I wanted to keep my stories anonymous, but there is a very specific developer I want to write many stories about. I want to attribute those stories to the same person to build up his character, so I’ll always blog about him under the name Derek. Any other story, I’ll blog under the name Colin, and collectively, maybe Colin’s persona will match the insanity of Derek.
So here is a Colin story.
Just a background for those not familiar with C# or programming languages. If you want to store a number, you will often use the type “int” which is short for Integer; a whole number.
Colin had to program a countdown timer which took the time from a config file. Here was the Property he chose:
public int TimeInInts
The second word is the return type, so as we begin to read this, we know the Property returns an integer. What does this integer represent? A time. Fair enough, but in what unit? Ints.
Ints!
Absolute useless! Is it hours, minutes, seconds, milliseconds, something else? We don’t know without reading more code. That’s the telling sign of a badly named Variable/Property/Method; if you have to dig deeper to work out how you can use it.
I assumed it was minutes, but I look in the same file and there is another method.

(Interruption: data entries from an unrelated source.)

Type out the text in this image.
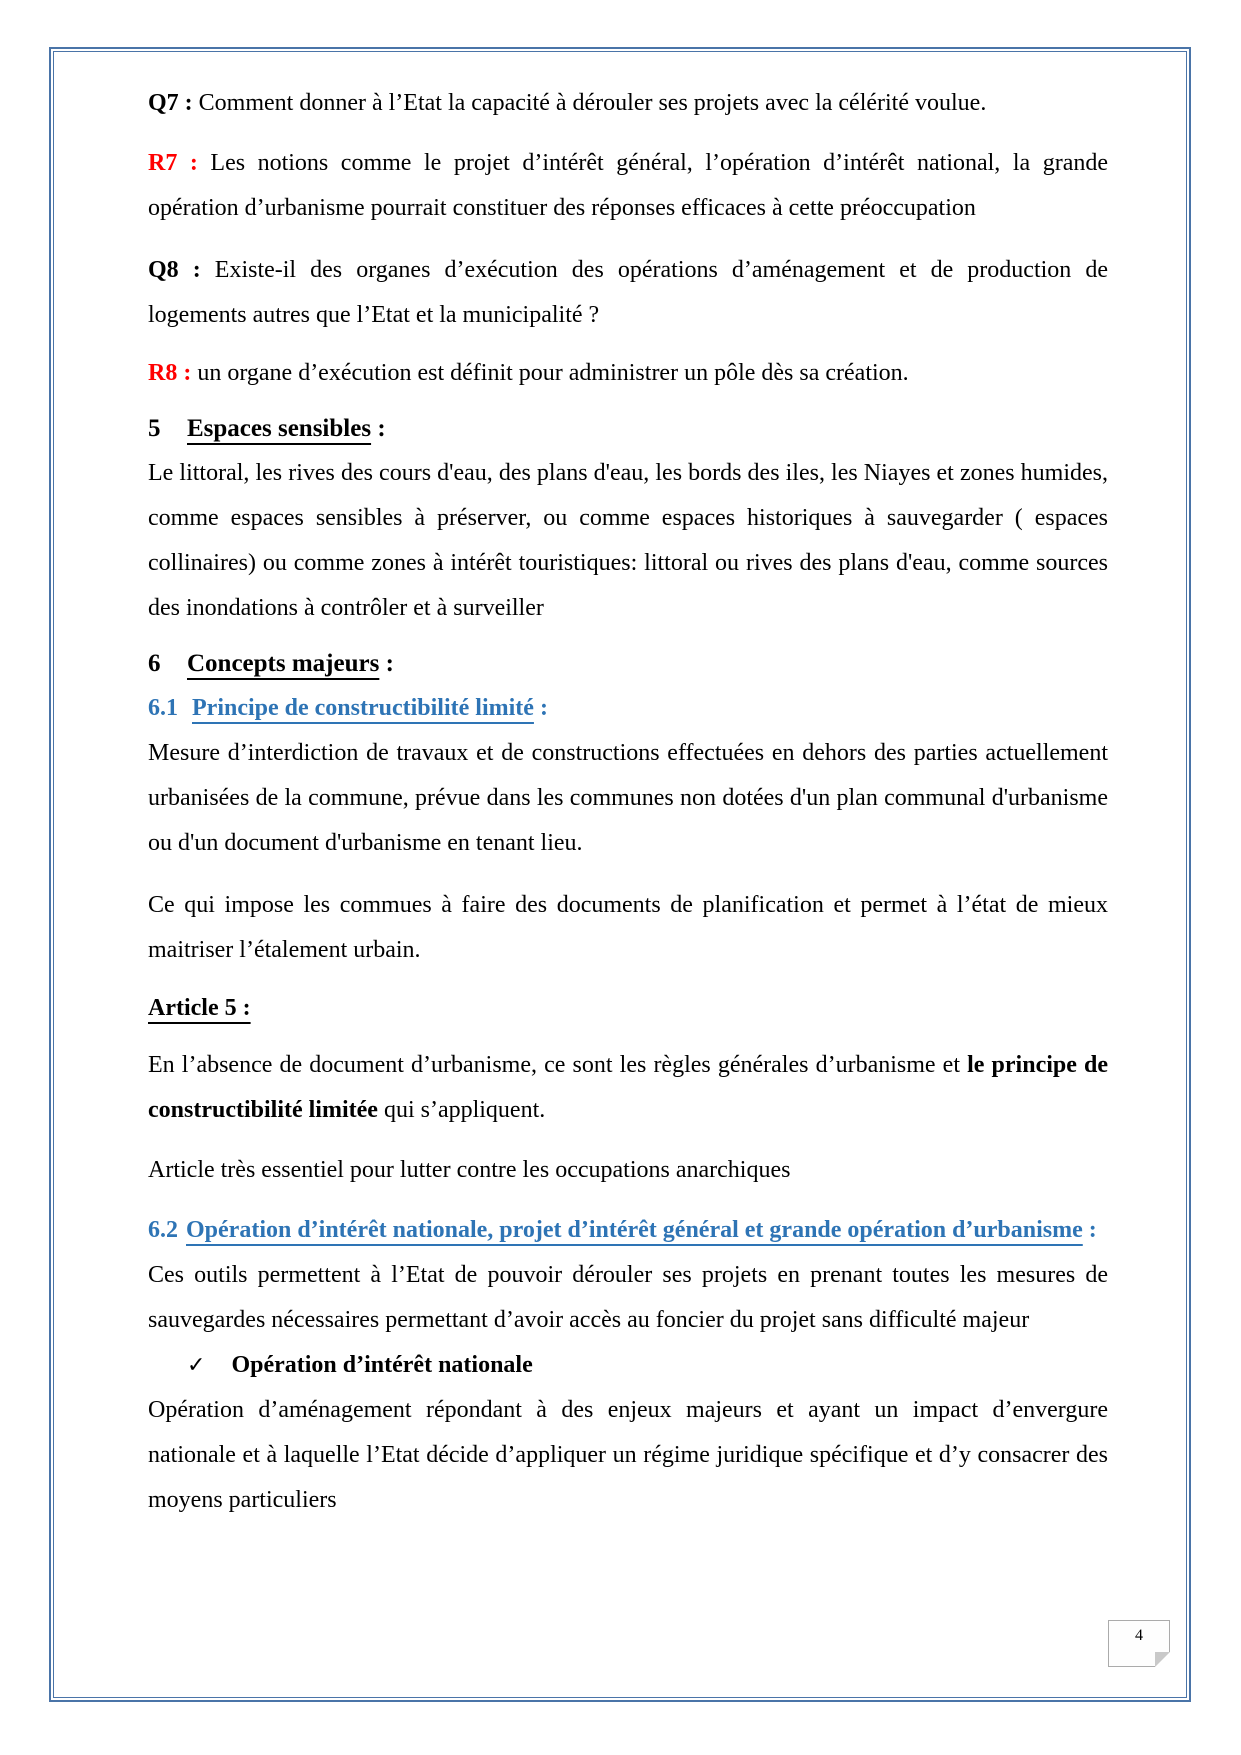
Q7 : Comment donner à l’Etat la capacité à dérouler ses projets avec la célérité voulue.

R7 : Les notions comme le projet d’intérêt général, l’opération d’intérêt national, la grande opération d’urbanisme pourrait constituer des réponses efficaces à cette préoccupation

Q8 : Existe-il des organes d’exécution des opérations d’aménagement et de production de logements autres que l’Etat et la municipalité ?

R8 : un organe d’exécution est définit pour administrer un pôle dès sa création.

5 Espaces sensibles :

Le littoral, les rives des cours d'eau, des plans d'eau, les bords des iles, les Niayes et zones humides, comme espaces sensibles à préserver, ou comme espaces historiques à sauvegarder ( espaces collinaires) ou comme zones à intérêt touristiques: littoral ou rives des plans d'eau, comme sources des inondations à contrôler et à surveiller

6 Concepts majeurs :
6.1 Principe de constructibilité limité :

Mesure d’interdiction de travaux et de constructions effectuées en dehors des parties actuellement urbanisées de la commune, prévue dans les communes non dotées d'un plan communal d'urbanisme ou d'un document d'urbanisme en tenant lieu.

Ce qui impose les commues à faire des documents de planification et permet à l’état de mieux maitriser l’étalement urbain.

Article 5 :

En l’absence de document d’urbanisme, ce sont les règles générales d’urbanisme et le principe de constructibilité limitée qui s’appliquent.

Article très essentiel pour lutter contre les occupations anarchiques

6.2 Opération d’intérêt nationale, projet d’intérêt général et grande opération d’urbanisme :

Ces outils permettent à l’Etat de pouvoir dérouler ses projets en prenant toutes les mesures de sauvegardes nécessaires permettant d’avoir accès au foncier du projet sans difficulté majeur

✓ Opération d’intérêt nationale

Opération d’aménagement répondant à des enjeux majeurs et ayant un impact d’envergure nationale et à laquelle l’Etat décide d’appliquer un régime juridique spécifique et d’y consacrer des moyens particuliers

4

public int GetTimeInMinutes()
{
return TimeInInts * 60 * 1000;
}
So GetTimeInMinutes uses TimeInInts in order to calculate minutes, so TimeInInts isn’t minutes.
Hang on, “* 60 * 1000“. That’s the calculation to convert minutes to milliseconds. So TimeInInts IS time in minutes and GetTimeInMinutes returns the time in milliseconds!
What.
The.
Hell.
How can you even write that, use it, and possibly get the feature working when everything you are dealing with has the wrong name?
Unbelievable.
Anyway, if you wondered where my username came from; now you know.
Lessons Learned
Always try to come up with the best variable names possible. Anything ambiguous, misleading or wrong will lead to confusion and bugs.